Robert B. Gaylord for Petitioner and Appellant.

George Lull and Robert M. Searls for Defendants and Appellants.

LAWLOR, J.-This is a companion case to Coldwell v. Board of Public Works of the City and County of San Francisco et al., ante, p. 510, [202 Pac. 879], and the same issues are involved here as were involved in that case. The two cases were tried together, the pleadings are identical except for necesary minor differences, the judgments are the same, and on appeal the briefs of the respective parties were consolidated.

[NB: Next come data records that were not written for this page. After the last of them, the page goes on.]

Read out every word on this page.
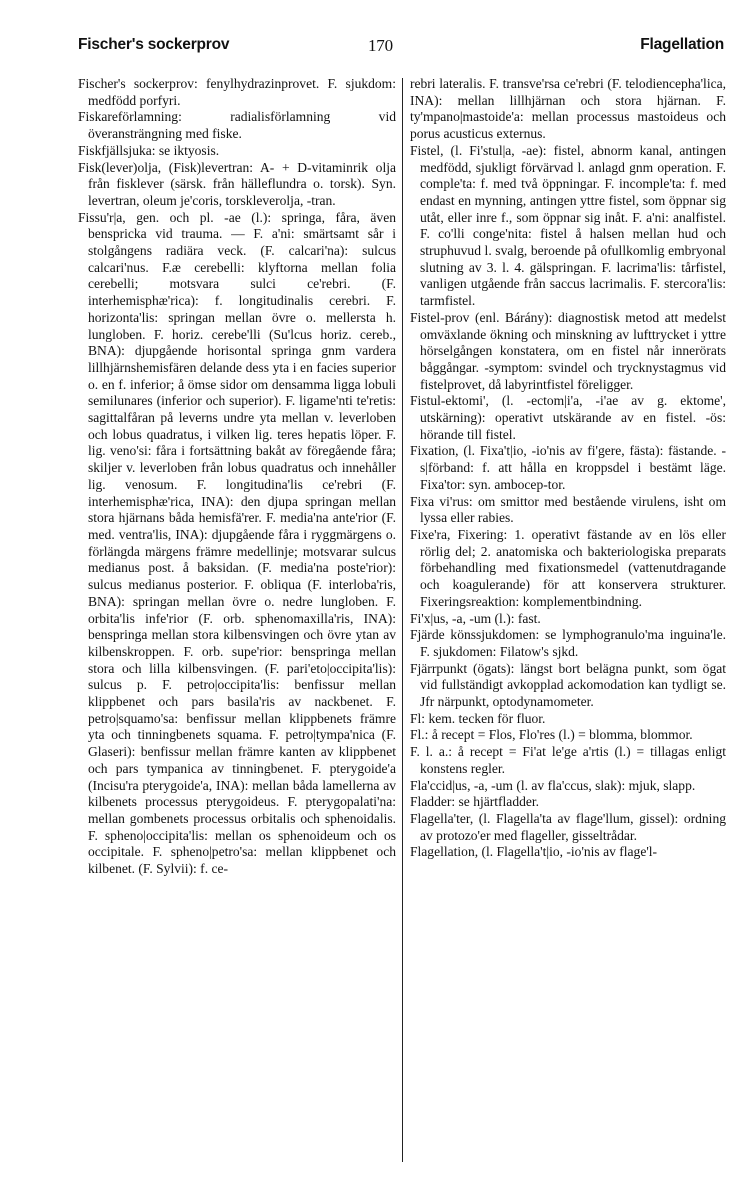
Fischer's sockerprov	170	Flagellation

Fischer's sockerprov: fenylhydrazinprovet. F. sjukdom: medfödd porfyri.

Fiskareförlamning: radialisförlamning vid överansträngning med fiske.

Fiskfjällsjuka: se iktyosis.

Fisk(lever)olja, (Fisk)levertran: A- + D-vitaminrik olja från fisklever (särsk. från hälleflundra o. torsk). Syn. levertran, oleum je'coris, torskleverolja, -tran.

Fissu'r|a, gen. och pl. -ae (l.): springa, fåra, även benspricka vid trauma. — F. a'ni: smärtsamt sår i stolgångens radiära veck. (F. calcari'na): sulcus calcari'nus. F.æ cerebelli: klyftorna mellan folia cerebelli; motsvara sulci ce'rebri. (F. interhemisphæ'rica): f. longitudinalis cerebri. F. horizonta'lis: springan mellan övre o. mellersta h. lungloben. F. horiz. cerebe'lli (Su'lcus horiz. cereb., BNA): djupgående horisontal springa gnm vardera lillhjärnshemisfären delande dess yta i en facies superior o. en f. inferior; å ömse sidor om densamma ligga lobuli semilunares (inferior och superior). F. ligame'nti te'retis: sagittalfåran på leverns undre yta mellan v. leverloben och lobus quadratus, i vilken lig. teres hepatis löper. F. lig. veno'si: fåra i fortsättning bakåt av föregående fåra; skiljer v. leverloben från lobus quadratus och innehåller lig. venosum. F. longitudina'lis ce'rebri (F. interhemisphæ'rica, INA): den djupa springan mellan stora hjärnans båda hemisfä'rer. F. media'na ante'rior (F. med. ventra'lis, INA): djupgående fåra i ryggmärgens o. förlängda märgens främre medellinje; motsvarar sulcus medianus post. å baksidan. (F. media'na poste'rior): sulcus medianus posterior. F. obliqua (F. interloba'ris, BNA): springan mellan övre o. nedre lungloben. F. orbita'lis infe'rior (F. orb. sphenomaxilla'ris, INA): benspringa mellan stora kilbensvingen och övre ytan av kilbenskroppen. F. orb. supe'rior: benspringa mellan stora och lilla kilbensvingen. (F. pari'eto|occipita'lis): sulcus p. F. petro|occipita'lis: benfissur mellan klippbenet och pars basila'ris av nackbenet. F. petro|squamo'sa: benfissur mellan klippbenets främre yta och tinningbenets squama. F. petro|tympa'nica (F. Glaseri): benfissur mellan främre kanten av klippbenet och pars tympanica av tinningbenet. F. pterygoide'a (Incisu'ra pterygoide'a, INA): mellan båda lamellerna av kilbenets processus pterygoideus. F. pterygopalati'na: mellan gombenets processus orbitalis och sphenoidalis. F. spheno|occipita'lis: mellan os sphenoideum och os occipitale. F. spheno|petro'sa: mellan klippbenet och kilbenet. (F. Sylvii): f. ce-

rebri lateralis. F. transve'rsa ce'rebri (F. telodiencepha'lica, INA): mellan lillhjärnan och stora hjärnan. F. ty'mpano|mastoide'a: mellan processus mastoideus och porus acusticus externus.

Fistel, (l. Fi'stul|a, -ae): fistel, abnorm kanal, antingen medfödd, sjukligt förvärvad l. anlagd gnm operation. F. comple'ta: f. med två öppningar. F. incomple'ta: f. med endast en mynning, antingen yttre fistel, som öppnar sig utåt, eller inre f., som öppnar sig inåt. F. a'ni: analfistel. F. co'lli conge'nita: fistel å halsen mellan hud och struphuvud l. svalg, beroende på ofullkomlig embryonal slutning av 3. l. 4. gälspringan. F. lacrima'lis: tårfistel, vanligen utgående från saccus lacrimalis. F. stercora'lis: tarmfistel.

Fistel-prov (enl. Bárány): diagnostisk metod att medelst omväxlande ökning och minskning av lufttrycket i yttre hörselgången konstatera, om en fistel når innerörats båggångar. -symptom: svindel och trycknystagmus vid fistelprovet, då labyrintfistel föreligger.

Fistul-ektomi', (l. -ectom|i'a, -i'ae av g. ektome', utskärning): operativt utskärande av en fistel. -ös: hörande till fistel.

Fixation, (l. Fixa't|io, -io'nis av fi'gere, fästa): fästande. -s|förband: f. att hålla en kroppsdel i bestämt läge. Fixa'tor: syn. ambocep-tor.

Fixa vi'rus: om smittor med bestående virulens, isht om lyssa eller rabies.

Fixe'ra, Fixering: 1. operativt fästande av en lös eller rörlig del; 2. anatomiska och bakteriologiska preparats förbehandling med fixationsmedel (vattenutdragande och koagulerande) för att konservera strukturer. Fixeringsreaktion: komplementbindning.

Fi'x|us, -a, -um (l.): fast.

Fjärde könssjukdomen: se lymphogranulo'ma inguina'le. F. sjukdomen: Filatow's sjkd.

Fjärrpunkt (ögats): längst bort belägna punkt, som ögat vid fullständigt avkopplad ackomodation kan tydligt se. Jfr närpunkt, optodynamometer.

Fl: kem. tecken för fluor.

Fl.: å recept = Flos, Flo'res (l.) = blomma, blommor.

F. l. a.: å recept = Fi'at le'ge a'rtis (l.) = tillagas enligt konstens regler.

Fla'ccid|us, -a, -um (l. av fla'ccus, slak): mjuk, slapp.

Fladder: se hjärtfladder.

Flagella'ter, (l. Flagella'ta av flage'llum, gissel): ordning av protozo'er med flageller, gisseltrådar.

Flagellation, (l. Flagella't|io, -io'nis av flage'l-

Petitioner here is alleged to be a nonprofit corporation, having no capital stock, organized under the laws of California, with its principal place of business in San Francisco,

and is a citizen of the city and county of San Francisco. The objects and purposes of petitioner, as set forth in the petition, are "to act as an unincorporated, nonpolitical, nonprofit-making citizens' agency for securing the highest obtainable degree of efficiency and economy in the transaction of public business, particularly in the municipality of San Francisco, through investigating, collecting, classifying, studying, and interpreting facts concerning the powers, duties, actions, limitations, methods, and problems of the several departments of government, and making such information available to public officials and citizens, and promoting the development of a constructive program for the city and county of San Francisco that shall be based upon adequate knowledge of community needs, thereby encouraging economy and efficiency in the conduct of public business in order that the taxpayers may be assured full return value in services rendered for taxes paid and money spent in governmental cost payments." Defendants make no objections to the interest of the petitioner in the data which is sought to be inspected other than those advanced in the case of Coldwell v. Board of Public Works et al., supra.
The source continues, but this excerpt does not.